SANTA CLARA, Calif. -- Even Michael Phelps can be wimpy about the weather.
The superstar from the Beijing Olympics clobbered the competition in the 200-meter butterfly at the Santa Clara International Grand Prix on Friday night.
Phelps touched first in 1 minute, 54.31 seconds, beating the field by 5.67 seconds.
He rarely swims outdoors, so the cool, windy evening wasn't exactly to his liking. Then he had to wait to retrieve his clothes after the event, when the basket containing them ended up at the other end of the pool.
"I'm freezing," he said. "It's a lot warmer in the water."
Phelps' time lowered the meet record of 1:55.93 set by Davis Tarwater last year, and earned him a $100 reward.
"I felt awesome the first 50," he said. "I felt the wind the third 50. I was really happy with the time. It's my second-fastest in-season time ever. I'm in some kind of shape."
Phelps owns the world record of 1:52.03 set in Beijing, where he won a record eight gold medals.
David Mosko was second in 1:59.98, making him and Phelps the only men in the nine-swimmer final to go under 2 minutes.
As usual, Phelps was the center of attention in his second competition since returning from a three-month suspension handed down by USA Swimming. He was punished after a photograph of him using a marijuana pipe surfaced.
He got a big cheer during introductions, then another as he cruised to the wall. Children crowded around him as he waited for his clothes to reappear, and bystanders listened in while he talked with reporters.
"We had a huge crowd tonight. It's great for the sport," Phelps said. "The coolest thing for me is to be able to see the sport changing. Kids coming up now will have it better than we did. People are more interested in the sport now than they ever have been."
Phelps' training partner, Katie Hoff, earned the ninth and last spot in the 400 freestyle, but dropped out of the final because of what coach Bob Bowman described as a bad cough. She won't swim the rest of the meet.
Friday's events were dominated by Olympians from the U.S. and Australia.
Ryan Lochte earned a close victory in the 400 individual medley, an event requiring all four strokes that Phelps has discarded in favor of shorter distances.
Lochte, the bronze medalist in the Beijing, won in 4:18.62, just ahead of Robert Margalis, who was second in 4:18.84.
"The 400 IM is one of the hardest races to swim," said Lochte, who joked that he doesn't really know the breaststroke very well. "It's good for my training."
Like Phelps, Lochte took a major break after the Olympics, abandoning the pool for six months in favor of skateboarding and surfing.
"I was burned out," he said. "It's hard to get back into things.

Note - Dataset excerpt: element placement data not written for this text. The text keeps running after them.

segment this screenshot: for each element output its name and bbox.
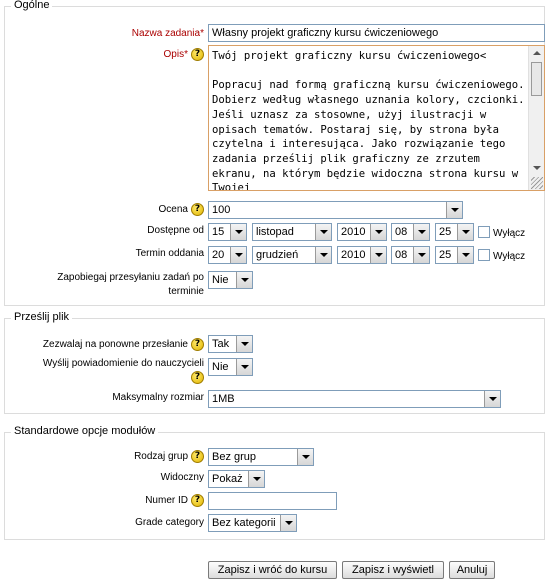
due-day-select[interactable]: 20 [208, 246, 247, 264]
resubmit-select[interactable]: Tak [208, 335, 253, 353]
task-name-label: Nazwa zadania* [131, 28, 204, 39]
prevent-late-label: Zapobiegaj przesyłaniu zadań po terminie [57, 272, 204, 297]
group-mode-label: Rodzaj grup? [134, 450, 204, 463]
chevron-down-icon [315, 224, 331, 240]
required-star-icon: * [184, 49, 188, 61]
task-name-input[interactable]: Własny projekt graficzny kursu ćwiczenio… [208, 24, 545, 42]
chevron-down-icon [413, 224, 429, 240]
chevron-down-icon [236, 336, 252, 352]
chevron-down-icon [236, 359, 252, 375]
max-size-label: Maksymalny rozmiar [112, 392, 204, 403]
grade-category-label: Grade category [135, 517, 204, 528]
chevron-down-icon [248, 471, 264, 487]
scroll-up-icon[interactable] [533, 51, 541, 55]
scroll-down-icon[interactable] [533, 166, 541, 170]
notify-teachers-label: Wyślij powiadomienie do nauczycieli ? [42, 358, 204, 384]
visible-label: Widoczny [160, 472, 204, 483]
id-number-label: Numer ID? [145, 494, 204, 507]
chevron-down-icon [370, 247, 386, 263]
due-disable-checkbox[interactable] [478, 249, 490, 261]
prevent-late-select[interactable]: Nie [208, 271, 253, 289]
description-label: Opis*? [164, 48, 204, 61]
available-month-select[interactable]: listopad [252, 223, 332, 241]
help-icon[interactable]: ? [191, 48, 204, 61]
id-number-input[interactable] [208, 492, 337, 510]
chevron-down-icon [457, 247, 473, 263]
chevron-down-icon [370, 224, 386, 240]
chevron-down-icon [484, 391, 500, 407]
help-icon[interactable]: ? [191, 494, 204, 507]
group-mode-select[interactable]: Bez grup [208, 448, 314, 466]
chevron-down-icon [446, 202, 462, 218]
help-icon[interactable]: ? [191, 371, 204, 384]
required-star-icon: * [200, 28, 204, 39]
description-textarea[interactable]: Twój projekt graficzny kursu ćwiczeniowe… [208, 45, 545, 191]
chevron-down-icon [280, 515, 296, 531]
available-disable-checkbox[interactable] [478, 226, 490, 238]
due-date-label: Termin oddania [135, 248, 204, 259]
chevron-down-icon [413, 247, 429, 263]
max-size-select[interactable]: 1MB [208, 390, 501, 408]
description-text: Twój projekt graficzny kursu ćwiczeniowe… [212, 50, 525, 191]
help-icon[interactable]: ? [191, 338, 204, 351]
available-minute-select[interactable]: 25 [435, 223, 474, 241]
chevron-down-icon [315, 247, 331, 263]
chevron-down-icon [230, 224, 246, 240]
available-from-label: Dostępne od [147, 225, 204, 236]
chevron-down-icon [457, 224, 473, 240]
chevron-down-icon [230, 247, 246, 263]
resubmit-label: Zezwalaj na ponowne przesłanie? [43, 338, 204, 351]
due-minute-select[interactable]: 25 [435, 246, 474, 264]
module-options-legend: Standardowe opcje modułów [11, 425, 159, 437]
general-legend: Ogólne [11, 0, 53, 11]
resize-grip-icon[interactable] [531, 177, 543, 189]
grade-label: Ocena? [159, 203, 204, 216]
notify-teachers-select[interactable]: Nie [208, 358, 253, 376]
grade-select[interactable]: 100 [208, 201, 463, 219]
help-icon[interactable]: ? [191, 203, 204, 216]
due-month-select[interactable]: grudzień [252, 246, 332, 264]
help-icon[interactable]: ? [191, 450, 204, 463]
grade-category-select[interactable]: Bez kategorii [208, 514, 297, 532]
scroll-thumb[interactable] [531, 62, 542, 96]
due-year-select[interactable]: 2010 [337, 246, 387, 264]
due-hour-select[interactable]: 08 [391, 246, 430, 264]
cancel-button[interactable]: Anuluj [449, 561, 495, 579]
description-scrollbar[interactable] [528, 46, 544, 190]
save-return-button[interactable]: Zapisz i wróć do kursu [208, 561, 337, 579]
save-display-button[interactable]: Zapisz i wyświetl [342, 561, 444, 579]
chevron-down-icon [236, 272, 252, 288]
visible-select[interactable]: Pokaż [208, 470, 265, 488]
available-disable-label: Wyłącz [493, 228, 526, 239]
due-disable-label: Wyłącz [493, 251, 526, 262]
available-year-select[interactable]: 2010 [337, 223, 387, 241]
chevron-down-icon [297, 449, 313, 465]
upload-legend: Prześlij plik [11, 311, 73, 323]
available-day-select[interactable]: 15 [208, 223, 247, 241]
available-hour-select[interactable]: 08 [391, 223, 430, 241]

The first time I jumped in, I felt like I was an age-group swimmer again."
Leisel Jones of Australia, the silver medalist in Beijing, won the 200 breaststroke in 2:23.92, lowering her own meet record from two years ago and earning $100.
Sporting jet black hair instead of her usual blond, Jones is competing selectively this year and choosing to skip next month's world championships in Rome.
"Everyone else is comparing times. I just get in there and race," she said.
When she's not training, Jones is studying at beauty school, learning massage, manicures, waxing and hair styling, and has plans to open her own spa by year's end.
"It's a nice way to break up swimming," she said. "I've had nine years of representing Australia. It does get really consuming. I didn't want to go in there (Rome) halfheartedly when someone else could have that spot."
Aussie Brenton Rickard, who was fifth in Beijing, won the 100 breaststroke in 1:01.44. His countrywoman, Meagen Nay, won the 400 freestyle in 4:08.74, ahead of Olympian Kirsty Coventry of Zimbabwe. Rising American teenager Dagny Knutson was fourth.
Ricky Berens won the 200 free in 1:47.18. He earned a gold medal when Phelps & Co. won the 800 free relay in Beijing, where Berens swam in the preliminaries.
Dana Vollmer, a 2004 Olympian, was a double winner. She took the 100 free in 54.23, and the 100 fly in 58.40, beating Stephanie Rice of Australia, a triple gold medalist in Beijing.